After turning on your computer, the BIOS enumerates the PCI bus and attempts to fulfill all IO space and memory mapped IO (MMIO) requests. It sets up these BAR's initially, and when the operating system loads these BAR's can be changed by the OS as it sees fit while the PCI bus driver enumerates the bus yet again. It is even possible for the superuser of the system to run the command setpci to change these BAR's after the BIOS has already attempted to configure them and the OS has loaded (may cause drivers to fail and several other bad things if done improperly).
I have had to do this in cases where the card in question was not assigned any resources by the BIOS since the region requested required a 64-bit address and the BIOS only operated with 32-bit address assignments. I was able to go in after-the-fact and change these addresses (originally assigned by the BIOS) to whatever addresses I saw fit, insert the kernel module, and my driver would map and use these newly-assigned addresses for the card without knowing the difference.
The problem that exists with hotplugging PCI-Express cards is that the power to the slot, itself, cannot be turned on/off without specific hotplug controllers that need to exist on the motherboard/backplane. Not having these hotplug controllers to turn the slot's power off may lead to shorts between the tiny pins when the card is physically inserted and/or removed if power is still present. Hotplug events, however, can be initiated by either end (the host or the endpoint device). This does not seem to be the case, however if your FPGA already has a link established with the root complex, a possible solution to your problem would be to generate hotplug interrupts to cause a bus rescan in the OS.

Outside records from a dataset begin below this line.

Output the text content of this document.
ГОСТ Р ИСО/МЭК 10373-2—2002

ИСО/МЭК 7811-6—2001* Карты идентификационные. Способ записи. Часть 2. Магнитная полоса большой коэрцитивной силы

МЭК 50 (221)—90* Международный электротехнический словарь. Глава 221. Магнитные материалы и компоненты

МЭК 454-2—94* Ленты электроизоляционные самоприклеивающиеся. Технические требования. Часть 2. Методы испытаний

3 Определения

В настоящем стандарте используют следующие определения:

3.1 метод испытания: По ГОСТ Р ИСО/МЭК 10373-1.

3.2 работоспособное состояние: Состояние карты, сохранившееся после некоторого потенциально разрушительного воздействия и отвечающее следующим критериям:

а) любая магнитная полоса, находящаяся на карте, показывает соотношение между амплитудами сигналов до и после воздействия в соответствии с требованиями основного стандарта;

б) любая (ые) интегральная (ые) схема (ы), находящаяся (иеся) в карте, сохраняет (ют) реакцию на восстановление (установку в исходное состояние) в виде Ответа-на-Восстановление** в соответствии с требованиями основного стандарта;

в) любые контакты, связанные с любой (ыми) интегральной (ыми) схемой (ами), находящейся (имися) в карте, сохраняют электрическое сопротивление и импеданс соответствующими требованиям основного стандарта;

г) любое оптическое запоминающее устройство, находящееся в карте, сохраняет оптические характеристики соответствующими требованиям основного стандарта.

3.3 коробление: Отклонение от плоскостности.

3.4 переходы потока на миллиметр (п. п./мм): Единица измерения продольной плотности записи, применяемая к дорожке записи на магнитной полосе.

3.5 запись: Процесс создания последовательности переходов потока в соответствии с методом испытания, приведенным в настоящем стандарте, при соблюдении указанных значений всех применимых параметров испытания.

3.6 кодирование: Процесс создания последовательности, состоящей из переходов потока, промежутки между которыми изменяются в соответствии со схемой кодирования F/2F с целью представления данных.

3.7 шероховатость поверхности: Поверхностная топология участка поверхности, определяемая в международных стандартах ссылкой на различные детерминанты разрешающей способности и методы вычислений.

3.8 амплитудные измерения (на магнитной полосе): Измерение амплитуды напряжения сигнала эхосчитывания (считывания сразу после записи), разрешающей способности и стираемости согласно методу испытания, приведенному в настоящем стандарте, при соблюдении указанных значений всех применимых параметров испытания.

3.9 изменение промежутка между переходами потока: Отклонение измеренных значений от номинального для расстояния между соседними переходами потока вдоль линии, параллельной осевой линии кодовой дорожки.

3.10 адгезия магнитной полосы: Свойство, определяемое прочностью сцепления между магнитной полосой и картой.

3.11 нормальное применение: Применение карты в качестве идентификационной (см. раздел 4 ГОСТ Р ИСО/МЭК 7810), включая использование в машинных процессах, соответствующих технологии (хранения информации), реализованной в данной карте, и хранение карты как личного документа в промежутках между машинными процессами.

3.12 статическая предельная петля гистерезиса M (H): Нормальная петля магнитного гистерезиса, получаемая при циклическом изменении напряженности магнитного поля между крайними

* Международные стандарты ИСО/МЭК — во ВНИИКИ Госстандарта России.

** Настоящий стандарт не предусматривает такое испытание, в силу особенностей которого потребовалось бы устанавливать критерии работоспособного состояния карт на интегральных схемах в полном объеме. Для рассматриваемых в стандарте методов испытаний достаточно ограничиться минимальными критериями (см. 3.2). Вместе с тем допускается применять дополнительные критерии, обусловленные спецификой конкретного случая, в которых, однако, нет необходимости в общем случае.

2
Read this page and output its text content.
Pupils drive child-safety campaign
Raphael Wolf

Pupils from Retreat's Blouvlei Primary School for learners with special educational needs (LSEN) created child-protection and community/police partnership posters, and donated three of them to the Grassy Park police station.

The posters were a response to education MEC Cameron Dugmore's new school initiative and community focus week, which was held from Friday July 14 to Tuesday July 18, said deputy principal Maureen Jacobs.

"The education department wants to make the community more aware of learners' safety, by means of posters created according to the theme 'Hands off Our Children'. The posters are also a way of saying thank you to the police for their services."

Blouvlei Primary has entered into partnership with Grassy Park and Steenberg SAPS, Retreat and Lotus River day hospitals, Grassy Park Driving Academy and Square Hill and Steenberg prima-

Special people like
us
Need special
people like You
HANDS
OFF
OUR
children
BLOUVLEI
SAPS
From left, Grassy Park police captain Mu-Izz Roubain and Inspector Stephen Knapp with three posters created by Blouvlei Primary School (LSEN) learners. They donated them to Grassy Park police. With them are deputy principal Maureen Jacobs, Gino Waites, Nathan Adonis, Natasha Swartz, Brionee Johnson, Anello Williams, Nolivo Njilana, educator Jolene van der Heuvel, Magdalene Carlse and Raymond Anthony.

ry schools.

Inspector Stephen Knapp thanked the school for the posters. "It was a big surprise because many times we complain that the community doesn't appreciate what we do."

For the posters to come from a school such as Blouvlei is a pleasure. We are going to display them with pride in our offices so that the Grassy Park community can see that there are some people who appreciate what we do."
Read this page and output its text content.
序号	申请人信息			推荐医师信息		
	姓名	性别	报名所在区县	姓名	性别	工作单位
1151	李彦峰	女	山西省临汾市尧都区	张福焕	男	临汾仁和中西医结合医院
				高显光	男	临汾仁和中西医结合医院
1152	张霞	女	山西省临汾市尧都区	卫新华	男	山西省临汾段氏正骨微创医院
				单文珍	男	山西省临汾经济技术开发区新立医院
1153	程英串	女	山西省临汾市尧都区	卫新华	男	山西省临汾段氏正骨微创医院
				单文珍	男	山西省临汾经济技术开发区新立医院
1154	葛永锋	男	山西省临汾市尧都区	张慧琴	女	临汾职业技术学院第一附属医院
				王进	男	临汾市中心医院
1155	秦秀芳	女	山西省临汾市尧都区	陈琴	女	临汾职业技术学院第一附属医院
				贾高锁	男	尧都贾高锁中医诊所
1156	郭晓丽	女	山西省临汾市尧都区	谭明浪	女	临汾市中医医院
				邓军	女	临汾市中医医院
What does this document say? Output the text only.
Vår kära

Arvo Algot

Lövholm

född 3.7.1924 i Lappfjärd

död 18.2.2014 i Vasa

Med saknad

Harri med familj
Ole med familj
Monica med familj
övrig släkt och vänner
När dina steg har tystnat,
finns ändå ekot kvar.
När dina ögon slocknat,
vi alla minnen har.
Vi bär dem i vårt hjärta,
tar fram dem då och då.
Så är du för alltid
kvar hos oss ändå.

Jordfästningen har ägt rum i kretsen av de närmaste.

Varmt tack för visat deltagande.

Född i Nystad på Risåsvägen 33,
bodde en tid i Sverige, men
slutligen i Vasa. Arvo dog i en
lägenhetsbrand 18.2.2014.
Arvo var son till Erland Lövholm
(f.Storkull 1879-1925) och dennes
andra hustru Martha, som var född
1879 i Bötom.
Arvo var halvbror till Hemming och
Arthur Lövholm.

There is a major problem, though -- if your card does not actually obtain a link to the root complex, it won't be able to generate any hotplug events; which seems to be the case. After booting, the FPGA should toggle the PRESENT line on the PCIe bus to tell the OS there is a card ready to be enumerated. Once detected, the OS should attempt to establish a link to the card and assign memory regions to the device. After the OS enumerates the card you'll be able to load drivers against it and see it in lspci. You stated you're using kernel 2.6, which does have support for hotplugging and dynamic resource allocation so this method should work as long as your FPGA supports the ability to toggle the PRESENT PCIe line, too.